曹恒點頭:“魏將軍是跟了父親多年的老人,父親的脾性你比我更了解。他可以給每一個人很多好處,卻絕對不容許任何人背著他做一些蠅營狗茍的事情。”
“長公子說的是。”魏圖回道:“魏王的脾性,我確實是非常了解。給了摸金營如此高的薪俸,正是因為將士們做的都是為大魏謀取錢財的事情。將士們見過的財寶太多,而且這些財寶都是沒有主人看顧的。他們要是想從中撈取一些,也沒人能發現什么。可一旦被發現,撈取財寶的將士要面對的就不再僅僅只是拿出來那么簡單。沒了薪俸還丟了性命,對于任何人來說都是不劃算的。”
“魏將軍說的沒錯。”曹恒說道:“不過我覺得每次將士下墓葬的時候,哪些人去了,都要多記一筆。等到發放薪俸的時候,根據每一個人下墓葬的次數多發放一些薪俸,這樣才最為穩妥。畢竟做事的不能和不做事的拿同樣的薪俸,將軍認為我說的有沒有道理?”
“長公子說的是。”魏圖回道:“當初主公也曾與我提過這些。只是一直沒有采用。”
“等我回到長安,會與父親提起這件事。”曹恒說道:“至于做還是不做,將軍斟酌著就是了。”

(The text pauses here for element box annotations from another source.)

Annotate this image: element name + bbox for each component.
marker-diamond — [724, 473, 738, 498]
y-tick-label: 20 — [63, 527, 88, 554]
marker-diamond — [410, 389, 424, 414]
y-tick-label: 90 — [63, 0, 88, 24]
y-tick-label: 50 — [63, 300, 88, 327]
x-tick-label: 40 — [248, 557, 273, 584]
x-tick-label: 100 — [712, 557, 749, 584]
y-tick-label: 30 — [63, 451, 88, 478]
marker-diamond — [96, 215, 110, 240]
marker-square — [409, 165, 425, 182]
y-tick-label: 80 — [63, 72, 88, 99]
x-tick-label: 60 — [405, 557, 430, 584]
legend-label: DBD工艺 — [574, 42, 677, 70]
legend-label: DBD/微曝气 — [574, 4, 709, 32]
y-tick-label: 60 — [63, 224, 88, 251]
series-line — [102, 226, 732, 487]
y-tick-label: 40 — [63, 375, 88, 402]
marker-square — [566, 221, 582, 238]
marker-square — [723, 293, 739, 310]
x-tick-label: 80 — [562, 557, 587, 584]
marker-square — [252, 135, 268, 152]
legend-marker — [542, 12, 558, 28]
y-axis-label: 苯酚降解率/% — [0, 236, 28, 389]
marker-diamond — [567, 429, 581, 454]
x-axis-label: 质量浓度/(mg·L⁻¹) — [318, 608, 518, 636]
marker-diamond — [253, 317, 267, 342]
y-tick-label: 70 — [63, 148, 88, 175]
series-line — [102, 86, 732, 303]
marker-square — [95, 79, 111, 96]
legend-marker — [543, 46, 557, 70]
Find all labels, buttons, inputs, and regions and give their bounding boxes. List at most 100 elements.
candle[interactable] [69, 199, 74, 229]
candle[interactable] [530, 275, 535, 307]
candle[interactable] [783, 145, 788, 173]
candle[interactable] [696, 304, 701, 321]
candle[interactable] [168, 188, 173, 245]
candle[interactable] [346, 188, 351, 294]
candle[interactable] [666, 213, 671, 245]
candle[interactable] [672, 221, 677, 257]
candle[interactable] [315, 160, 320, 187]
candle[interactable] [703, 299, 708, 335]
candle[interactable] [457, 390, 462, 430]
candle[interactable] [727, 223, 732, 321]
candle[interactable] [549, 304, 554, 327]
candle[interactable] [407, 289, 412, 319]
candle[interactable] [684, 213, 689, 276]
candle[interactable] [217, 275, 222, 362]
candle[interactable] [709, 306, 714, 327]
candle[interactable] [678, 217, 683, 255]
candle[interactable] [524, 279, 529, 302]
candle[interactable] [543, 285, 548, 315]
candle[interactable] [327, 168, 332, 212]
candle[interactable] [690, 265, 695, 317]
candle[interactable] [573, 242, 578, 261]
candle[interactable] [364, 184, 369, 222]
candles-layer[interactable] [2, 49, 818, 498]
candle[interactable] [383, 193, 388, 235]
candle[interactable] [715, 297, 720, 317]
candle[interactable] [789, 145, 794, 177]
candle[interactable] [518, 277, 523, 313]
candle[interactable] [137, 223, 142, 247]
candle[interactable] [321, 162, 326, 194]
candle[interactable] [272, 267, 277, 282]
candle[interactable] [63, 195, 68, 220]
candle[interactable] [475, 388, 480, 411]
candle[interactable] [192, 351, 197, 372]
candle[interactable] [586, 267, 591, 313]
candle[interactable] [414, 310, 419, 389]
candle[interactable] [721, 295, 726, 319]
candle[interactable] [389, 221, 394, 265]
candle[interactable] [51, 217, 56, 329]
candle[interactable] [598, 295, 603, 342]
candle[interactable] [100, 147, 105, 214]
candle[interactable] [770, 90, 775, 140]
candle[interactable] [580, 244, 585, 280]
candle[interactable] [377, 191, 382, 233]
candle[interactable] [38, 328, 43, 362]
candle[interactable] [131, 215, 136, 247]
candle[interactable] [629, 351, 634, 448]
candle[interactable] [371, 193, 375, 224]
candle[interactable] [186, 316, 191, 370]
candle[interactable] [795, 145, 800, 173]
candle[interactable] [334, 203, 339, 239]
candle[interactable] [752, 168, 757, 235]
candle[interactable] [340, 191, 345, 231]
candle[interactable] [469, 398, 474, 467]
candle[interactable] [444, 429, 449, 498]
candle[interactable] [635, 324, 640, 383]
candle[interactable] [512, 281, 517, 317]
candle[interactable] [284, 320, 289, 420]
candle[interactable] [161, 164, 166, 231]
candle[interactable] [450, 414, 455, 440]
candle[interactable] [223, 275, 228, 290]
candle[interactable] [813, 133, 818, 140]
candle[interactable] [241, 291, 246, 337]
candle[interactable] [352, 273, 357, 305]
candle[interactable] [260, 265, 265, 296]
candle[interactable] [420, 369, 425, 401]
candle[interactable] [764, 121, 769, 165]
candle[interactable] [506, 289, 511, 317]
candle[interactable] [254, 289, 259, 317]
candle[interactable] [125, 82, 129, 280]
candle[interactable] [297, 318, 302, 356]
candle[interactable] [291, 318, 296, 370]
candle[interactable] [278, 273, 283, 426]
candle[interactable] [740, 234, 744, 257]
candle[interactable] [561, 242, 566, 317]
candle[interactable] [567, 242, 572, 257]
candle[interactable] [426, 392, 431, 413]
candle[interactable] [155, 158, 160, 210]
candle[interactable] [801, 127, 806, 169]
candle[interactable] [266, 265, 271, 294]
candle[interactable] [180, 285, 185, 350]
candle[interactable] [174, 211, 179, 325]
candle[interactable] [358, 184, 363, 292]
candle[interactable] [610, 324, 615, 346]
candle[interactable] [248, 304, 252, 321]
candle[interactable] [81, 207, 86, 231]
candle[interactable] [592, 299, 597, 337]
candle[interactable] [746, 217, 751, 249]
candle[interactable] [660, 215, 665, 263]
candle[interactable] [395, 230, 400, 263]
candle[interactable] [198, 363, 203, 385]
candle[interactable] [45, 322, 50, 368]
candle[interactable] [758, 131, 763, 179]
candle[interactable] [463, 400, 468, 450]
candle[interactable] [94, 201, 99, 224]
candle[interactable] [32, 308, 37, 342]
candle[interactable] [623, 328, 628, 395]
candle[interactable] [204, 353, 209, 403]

曹恒的意思再明白不過,魏圖可以依照他的意思去辦,也可以不用依照著辦。
畢竟摸金營是魏圖在當家,他怎么帶兵,身為大魏長公子的曹恒還沒有權力去過問。”
摸金營將士把一袋袋的財寶送上地面。
有兩個摸金校尉正在帶人做著最后的清點。
曹恒留在山谷里,親自監督摸金營清點財寶,連夜趕回長安的鄧展,在天蒙蒙亮的時候就回到了城里。
一般來說,曹鑠都有早起的習慣。
回到長安,鄧展并沒有等候太久,他就得到了曹鑠已經起身的回復。
來到曹鑠寢宮。
鄧展進入庭院,看見曹鑠正在舞劍。
“主公好興致。”鄧展說道:“已是有好些天沒見主公早起舞劍。”
看到鄧展,曹鑠收勢站住。
他向鄧展問道:“于吉和曹恒怎么沒有跟你一同回來?”
“于吉果真帶著摸金營找到了財寶。”鄧展回道:“據說數目還是不少,所以長公子親自在山谷中盯著,請主公派人前去護送。于吉則要留在那里不知想做什么。”
“發現了財寶,交給魏圖去辦就好,哪需要他親自在那里盯著。”曹鑠微微一笑,對鄧展說道:“我看曹恒也是太過小心了。”
“我雖然沒有見著財寶,可長公子令我呈稟主公,請調撥兵馬前去保護,可見數目一定不少。”鄧展回道:“我覺著長公子并不是毫無來由的小心謹慎。”
“你倒是會替他說話。”曹鑠微微一笑,對鄧展說道:“傳我命令,要子龍和孟起倆人帶兵兩千,前去山口等著。”
“我這就去傳令。”鄧展先是應了,隨后向曹鑠問道:“主公難道不想問一問于吉留在那里做什么?”